Conner’s read is partially based on how the defense plays it but more often than not, he’s turning upfield of the inside hip of the pulling guard.

Here’s how it looks pre-snap.

And that’s how it plays out. Key is to have those down blocks get a good push. That’s so the DL can’t penetrate and potentially widen the path of the puller and the back, elongating the play and letting the defense rally. Then you have to execute the kickout block by the puller and for the back to make a decisive read.

That’s what happens. Great job by DeCastro, Gilbert, and James to downblock with Foster wrapping around. Giant lane for Conner, the Browns get themselves out of position (no idea what #26 is keying here) and he walks in for six.

Take a look at the whole thing.

Let’s jump to the second one. Same idea but out of 13 personnel (rookie OT Chukwuma Okorafor is a tight end eligible). This time, RG David DeCastro is pulling with FB Roosevelt Nix as the lead blocker. Xavier Grimble has the downblock and Conner is running off DeCastro’s hip.

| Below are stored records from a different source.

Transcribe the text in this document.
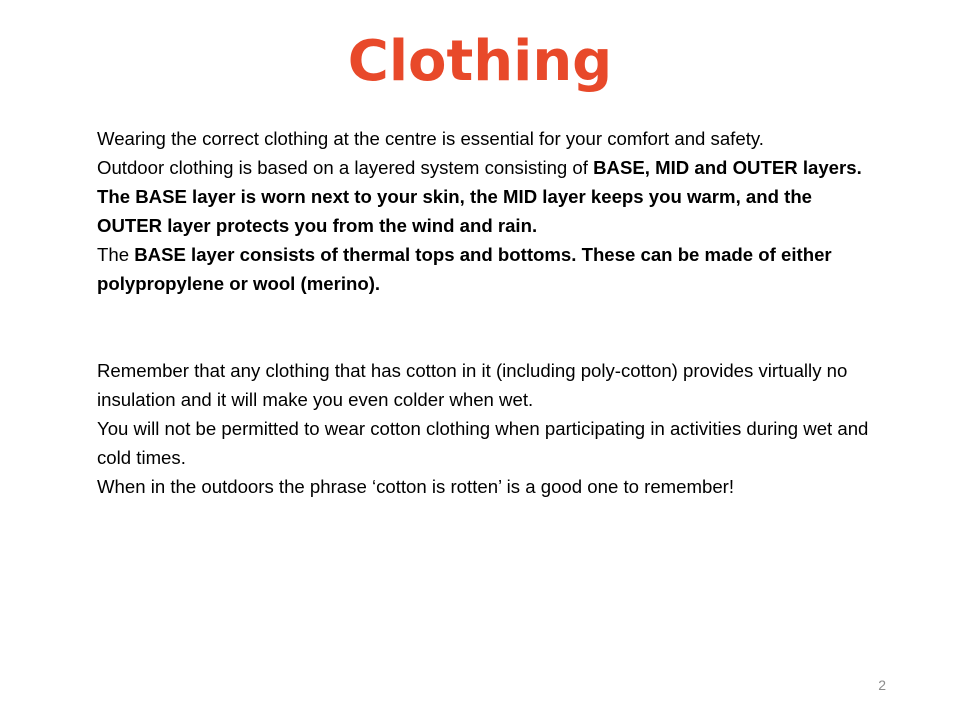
Clothing

Wearing the correct clothing at the centre is essential for your comfort and safety.

Outdoor clothing is based on a layered system consisting of BASE, MID and OUTER layers.

The BASE layer is worn next to your skin, the MID layer keeps you warm, and the OUTER layer protects you from the wind and rain.

The BASE layer consists of thermal tops and bottoms. These can be made of either polypropylene or wool (merino).

Remember that any clothing that has cotton in it (including poly-cotton) provides virtually no insulation and it will make you even colder when wet.

You will not be permitted to wear cotton clothing when participating in activities during wet and cold times.

When in the outdoors the phrase ‘cotton is rotten’ is a good one to remember!

2
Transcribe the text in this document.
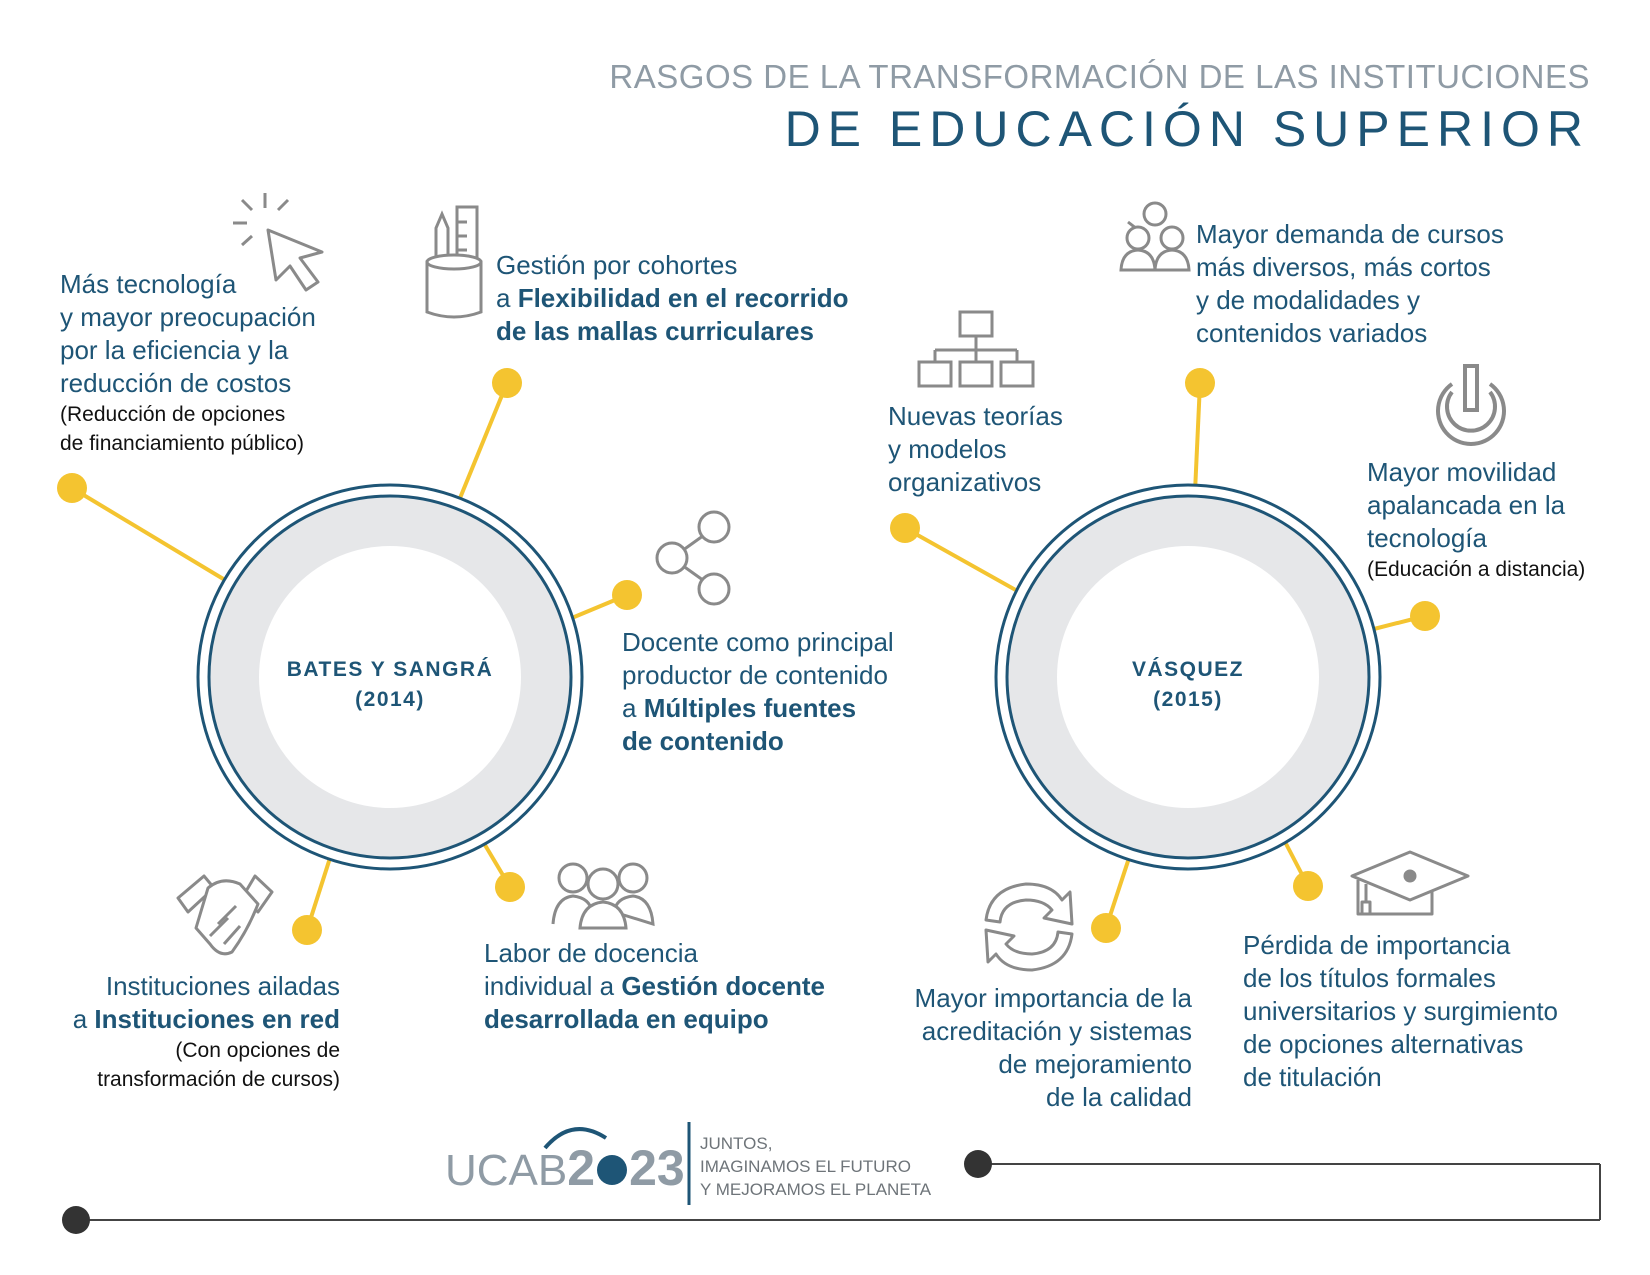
RASGOS DE LA TRANSFORMACIÓN DE LAS INSTITUCIONES
DE EDUCACIÓN SUPERIOR
BATES Y SANGRÁ
(2014)
VÁSQUEZ
(2015)
Más tecnología
y mayor preocupación
por la eficiencia y la
reducción de costos
(Reducción de opciones
de financiamiento público)
Gestión por cohortes
a Flexibilidad en el recorrido
de las mallas curriculares
Docente como principal
productor de contenido
a Múltiples fuentes
de contenido
Labor de docencia
individual a Gestión docente
desarrollada en equipo
Instituciones ailadas
a Instituciones en red
(Con opciones de
transformación de cursos)
Nuevas teorías
y modelos
organizativos
Mayor demanda de cursos
más diversos, más cortos
y de modalidades y
contenidos variados
Mayor movilidad
apalancada en la
tecnología
(Educación a distancia)
Pérdida de importancia
de los títulos formales
universitarios y surgimiento
de opciones alternativas
de titulación
Mayor importancia de la
acreditación y sistemas
de mejoramiento
de la calidad
UCAB2 23 JUNTOS,
IMAGINAMOS EL FUTURO
Y MEJORAMOS EL PLANETA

Strong second level blocking thanks to Okorafor and Maurkice Pouncey spring Conner into the end zone.

Two runs. Two touchdowns. Two untouched plays for Conner. That’s what great blocking up front does. Nothing magical about it. And it highlights Randy Fichtner’s, just as Todd Haley did, ability to run the same core plays out of different formations and personnel groupings.